Глеб от долгого разговора устал и закрыл глаза.
— Ты посиди около, Ольга. Расскажи о себе. Рассказывай…
Ольга стала говорить о том, как она жила дома, о своих надеждах, намерениях. Глеб слушал и тихо пожимал ей руку.
— Славная ты!— сказал он наконец.— Ты не отступишь ведь, нет?
— Нет!— прошептала Ольга.
К вечеру пришли Любомудров и Крутовской. ‘Хмурый барин’ сумрачно уселся у окна, а Крутовской заговорил своим звонким голосом:
— Ну, что, Черемисов, как дела?
— Плохи.
— Полно вздор говорить, поправитесь. Это верно. А я запоздал сегодня. Целый день статью заканчивал. И вышла ж, я вам скажу, хлесткая статья. Так я разнес этих либералов, что небу жарко будет!— рассказывал Крутовской, расхаживая по комнате.
Он остался таким же, каким помнит его читатель, только волосы его были значительно седы.
— Я вам прочитаю завтра ее, принесу газету.
— Прочтите…
— А после я примусь за концессионеров, материалу собрано много. Раскатать их и показать, что это за подлец народ и сколько он вреда делает, нетрудно…
— А редактора не боитесь?— улыбнулся Глеб.
— Наплевать.
— А пальто теплое собрались купить?
— Нет еще!— усмехнулся Крутовской, — да теперь и не надо: весна начинается, теперь можно нашему брату, цыгану, вздохнуть свободней…
— До первого случая, — процедил Любомудров.— Эх, господа, скверная жизнь, очень скверная…
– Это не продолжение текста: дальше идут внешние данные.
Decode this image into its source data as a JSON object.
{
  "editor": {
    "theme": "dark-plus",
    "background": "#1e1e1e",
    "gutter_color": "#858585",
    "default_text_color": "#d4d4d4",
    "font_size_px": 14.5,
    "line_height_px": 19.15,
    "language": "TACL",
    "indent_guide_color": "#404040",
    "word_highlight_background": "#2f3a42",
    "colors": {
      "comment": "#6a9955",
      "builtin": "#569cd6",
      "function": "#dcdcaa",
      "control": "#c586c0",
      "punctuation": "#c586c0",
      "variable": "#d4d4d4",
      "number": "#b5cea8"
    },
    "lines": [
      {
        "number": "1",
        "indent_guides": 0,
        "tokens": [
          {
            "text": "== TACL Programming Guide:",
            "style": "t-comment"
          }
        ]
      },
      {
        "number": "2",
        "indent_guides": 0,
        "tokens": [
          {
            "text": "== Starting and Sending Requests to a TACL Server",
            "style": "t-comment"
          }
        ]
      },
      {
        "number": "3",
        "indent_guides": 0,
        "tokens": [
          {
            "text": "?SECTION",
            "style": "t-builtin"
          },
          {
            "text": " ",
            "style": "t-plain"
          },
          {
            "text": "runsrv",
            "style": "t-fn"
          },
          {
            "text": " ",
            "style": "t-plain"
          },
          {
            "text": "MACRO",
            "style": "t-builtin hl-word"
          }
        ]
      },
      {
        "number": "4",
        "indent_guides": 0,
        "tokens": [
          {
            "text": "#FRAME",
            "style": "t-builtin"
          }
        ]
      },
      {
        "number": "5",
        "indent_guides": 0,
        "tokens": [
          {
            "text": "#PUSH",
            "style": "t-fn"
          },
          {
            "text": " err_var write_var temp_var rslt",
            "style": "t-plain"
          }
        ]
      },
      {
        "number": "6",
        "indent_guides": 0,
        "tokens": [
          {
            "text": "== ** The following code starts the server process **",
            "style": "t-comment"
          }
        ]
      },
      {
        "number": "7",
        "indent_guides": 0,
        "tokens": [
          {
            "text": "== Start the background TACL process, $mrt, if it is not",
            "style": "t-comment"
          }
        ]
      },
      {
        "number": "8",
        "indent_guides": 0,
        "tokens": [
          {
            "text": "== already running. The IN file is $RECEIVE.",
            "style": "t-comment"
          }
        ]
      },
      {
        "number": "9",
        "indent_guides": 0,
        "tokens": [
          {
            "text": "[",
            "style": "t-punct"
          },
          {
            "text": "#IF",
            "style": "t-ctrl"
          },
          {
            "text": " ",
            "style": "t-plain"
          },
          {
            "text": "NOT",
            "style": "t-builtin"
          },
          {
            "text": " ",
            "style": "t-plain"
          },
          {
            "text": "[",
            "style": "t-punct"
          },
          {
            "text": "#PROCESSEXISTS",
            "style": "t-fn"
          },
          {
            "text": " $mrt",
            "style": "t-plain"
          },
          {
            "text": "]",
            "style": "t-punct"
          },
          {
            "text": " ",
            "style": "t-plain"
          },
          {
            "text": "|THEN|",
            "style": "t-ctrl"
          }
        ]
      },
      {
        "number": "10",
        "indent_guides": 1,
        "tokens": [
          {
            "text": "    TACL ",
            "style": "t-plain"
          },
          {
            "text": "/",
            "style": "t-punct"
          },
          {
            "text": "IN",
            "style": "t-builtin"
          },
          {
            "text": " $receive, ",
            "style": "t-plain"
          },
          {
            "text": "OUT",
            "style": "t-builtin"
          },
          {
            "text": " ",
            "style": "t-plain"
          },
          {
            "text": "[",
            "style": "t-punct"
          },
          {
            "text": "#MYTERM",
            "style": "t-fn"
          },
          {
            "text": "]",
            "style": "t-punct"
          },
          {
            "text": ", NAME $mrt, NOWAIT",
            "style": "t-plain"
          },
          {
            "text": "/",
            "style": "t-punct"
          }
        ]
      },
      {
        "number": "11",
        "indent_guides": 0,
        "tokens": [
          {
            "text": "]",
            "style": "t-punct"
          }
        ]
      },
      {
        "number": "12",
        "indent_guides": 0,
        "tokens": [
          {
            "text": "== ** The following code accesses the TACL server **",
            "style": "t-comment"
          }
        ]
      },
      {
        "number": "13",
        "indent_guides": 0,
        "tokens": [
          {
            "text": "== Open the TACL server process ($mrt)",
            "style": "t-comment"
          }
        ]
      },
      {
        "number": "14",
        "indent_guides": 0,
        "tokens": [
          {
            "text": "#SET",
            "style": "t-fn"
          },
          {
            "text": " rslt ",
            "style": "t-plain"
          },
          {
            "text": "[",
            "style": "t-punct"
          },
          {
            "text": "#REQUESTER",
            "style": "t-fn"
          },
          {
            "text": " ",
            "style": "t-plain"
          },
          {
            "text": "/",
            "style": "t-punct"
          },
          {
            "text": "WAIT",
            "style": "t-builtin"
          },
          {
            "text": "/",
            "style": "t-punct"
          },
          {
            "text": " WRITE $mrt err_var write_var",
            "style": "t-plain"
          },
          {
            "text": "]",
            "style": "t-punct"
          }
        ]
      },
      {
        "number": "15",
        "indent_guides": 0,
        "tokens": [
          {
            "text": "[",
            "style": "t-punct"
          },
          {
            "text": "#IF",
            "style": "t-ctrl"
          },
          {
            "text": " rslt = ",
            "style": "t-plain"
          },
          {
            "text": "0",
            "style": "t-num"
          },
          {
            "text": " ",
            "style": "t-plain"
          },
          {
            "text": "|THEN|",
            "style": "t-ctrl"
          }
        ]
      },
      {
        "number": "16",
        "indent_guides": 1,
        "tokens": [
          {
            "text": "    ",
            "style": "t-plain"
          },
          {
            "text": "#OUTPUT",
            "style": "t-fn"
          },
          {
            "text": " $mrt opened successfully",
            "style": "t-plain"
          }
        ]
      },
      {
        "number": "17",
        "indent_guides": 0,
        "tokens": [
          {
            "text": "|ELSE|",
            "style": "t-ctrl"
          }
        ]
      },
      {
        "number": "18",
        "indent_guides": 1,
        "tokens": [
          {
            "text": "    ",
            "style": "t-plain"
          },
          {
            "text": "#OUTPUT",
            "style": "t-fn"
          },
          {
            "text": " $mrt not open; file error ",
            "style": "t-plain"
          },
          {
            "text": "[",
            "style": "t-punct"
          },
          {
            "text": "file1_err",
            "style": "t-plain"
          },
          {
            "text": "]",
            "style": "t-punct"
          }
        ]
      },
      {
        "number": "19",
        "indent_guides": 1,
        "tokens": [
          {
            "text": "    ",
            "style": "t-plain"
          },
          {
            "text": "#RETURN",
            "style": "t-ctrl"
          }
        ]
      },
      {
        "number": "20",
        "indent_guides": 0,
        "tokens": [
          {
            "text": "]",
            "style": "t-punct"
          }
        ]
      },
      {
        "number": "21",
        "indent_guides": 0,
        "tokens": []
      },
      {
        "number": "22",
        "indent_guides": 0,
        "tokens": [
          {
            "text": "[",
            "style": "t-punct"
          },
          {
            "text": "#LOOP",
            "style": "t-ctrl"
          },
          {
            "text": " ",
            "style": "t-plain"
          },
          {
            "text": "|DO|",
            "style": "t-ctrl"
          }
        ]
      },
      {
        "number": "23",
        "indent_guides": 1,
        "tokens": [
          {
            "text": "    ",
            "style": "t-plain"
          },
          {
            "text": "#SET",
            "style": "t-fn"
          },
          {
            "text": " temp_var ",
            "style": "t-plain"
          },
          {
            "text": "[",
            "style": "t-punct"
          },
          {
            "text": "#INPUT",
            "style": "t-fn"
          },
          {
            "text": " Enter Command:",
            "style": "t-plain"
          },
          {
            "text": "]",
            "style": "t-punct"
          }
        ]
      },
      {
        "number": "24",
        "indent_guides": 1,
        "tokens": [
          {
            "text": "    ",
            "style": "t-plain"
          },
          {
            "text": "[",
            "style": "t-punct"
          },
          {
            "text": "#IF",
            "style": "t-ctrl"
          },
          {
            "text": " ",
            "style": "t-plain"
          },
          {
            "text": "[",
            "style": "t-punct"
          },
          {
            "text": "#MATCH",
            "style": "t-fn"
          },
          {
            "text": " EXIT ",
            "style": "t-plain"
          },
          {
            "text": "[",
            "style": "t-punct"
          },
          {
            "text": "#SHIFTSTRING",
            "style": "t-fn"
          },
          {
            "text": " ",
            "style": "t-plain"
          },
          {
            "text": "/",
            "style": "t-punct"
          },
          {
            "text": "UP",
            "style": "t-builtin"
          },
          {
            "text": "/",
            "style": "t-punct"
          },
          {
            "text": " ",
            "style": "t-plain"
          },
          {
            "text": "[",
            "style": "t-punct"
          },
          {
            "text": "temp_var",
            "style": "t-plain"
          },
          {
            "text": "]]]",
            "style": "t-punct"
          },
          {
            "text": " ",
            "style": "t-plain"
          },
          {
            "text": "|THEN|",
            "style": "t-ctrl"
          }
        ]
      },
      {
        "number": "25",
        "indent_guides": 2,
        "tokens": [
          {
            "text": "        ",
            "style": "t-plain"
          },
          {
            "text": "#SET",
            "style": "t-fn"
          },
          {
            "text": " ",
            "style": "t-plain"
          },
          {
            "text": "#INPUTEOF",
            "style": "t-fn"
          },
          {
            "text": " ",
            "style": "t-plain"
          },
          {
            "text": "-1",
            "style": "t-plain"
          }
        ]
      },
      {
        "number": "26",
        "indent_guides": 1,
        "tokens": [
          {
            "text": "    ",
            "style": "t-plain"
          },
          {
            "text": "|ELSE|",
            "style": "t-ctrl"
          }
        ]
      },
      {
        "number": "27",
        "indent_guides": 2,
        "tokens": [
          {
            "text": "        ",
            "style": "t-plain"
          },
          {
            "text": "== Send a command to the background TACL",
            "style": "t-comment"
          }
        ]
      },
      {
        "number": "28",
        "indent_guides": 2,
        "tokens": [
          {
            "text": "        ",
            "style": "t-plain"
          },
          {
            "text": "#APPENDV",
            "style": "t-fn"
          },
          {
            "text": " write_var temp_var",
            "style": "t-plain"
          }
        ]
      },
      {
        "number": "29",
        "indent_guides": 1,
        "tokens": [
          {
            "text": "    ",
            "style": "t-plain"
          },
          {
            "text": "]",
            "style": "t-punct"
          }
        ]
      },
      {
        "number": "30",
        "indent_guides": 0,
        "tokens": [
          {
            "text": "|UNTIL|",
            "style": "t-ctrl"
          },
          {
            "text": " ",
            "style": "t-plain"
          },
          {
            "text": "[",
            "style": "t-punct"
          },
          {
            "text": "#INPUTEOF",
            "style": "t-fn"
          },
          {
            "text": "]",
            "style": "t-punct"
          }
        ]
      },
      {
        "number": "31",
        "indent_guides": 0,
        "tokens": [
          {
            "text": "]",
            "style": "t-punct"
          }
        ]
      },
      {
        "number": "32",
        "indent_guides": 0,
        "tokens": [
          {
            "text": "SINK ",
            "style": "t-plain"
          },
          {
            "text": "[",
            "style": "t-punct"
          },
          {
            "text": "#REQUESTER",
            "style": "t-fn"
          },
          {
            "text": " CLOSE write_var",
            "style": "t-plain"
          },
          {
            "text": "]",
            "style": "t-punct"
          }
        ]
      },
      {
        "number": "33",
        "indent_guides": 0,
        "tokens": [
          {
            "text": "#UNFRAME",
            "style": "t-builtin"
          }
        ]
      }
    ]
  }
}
— Ну, заскрипели?— сверкнул глазами Крутовской.— Ничего ужасного. Вот только…
Он не докончил. Глеб как-то странно закашлялся. Все молча переглянулись, замолчали.
— Вы, Ольга, устали… Идите-ка отдохните к Анне Петровне… До свидания, завтра увидимся, — тихо прошептал Черемисов.
Ольга крепко прильнула к его лбу и тихо вышла из комнаты.
Прошел час. Черемисов как-то странно захрипел.
— Ну, друзья…— залепетал Глеб.— Кажется, конец. Прощайте!..
Крутовской бросился к нему. Любомудров сумрачно отирал слезы платком. В ночь Черемисов умер.
— Еще жертва, — угрюмо заметил хмурый барин,— еще порядочным человеком меньше. Из-за чего жизнь губит? А, кажется, какой здоровый человек был!..
Крутовской не отвечал и заливался безутешными слезами.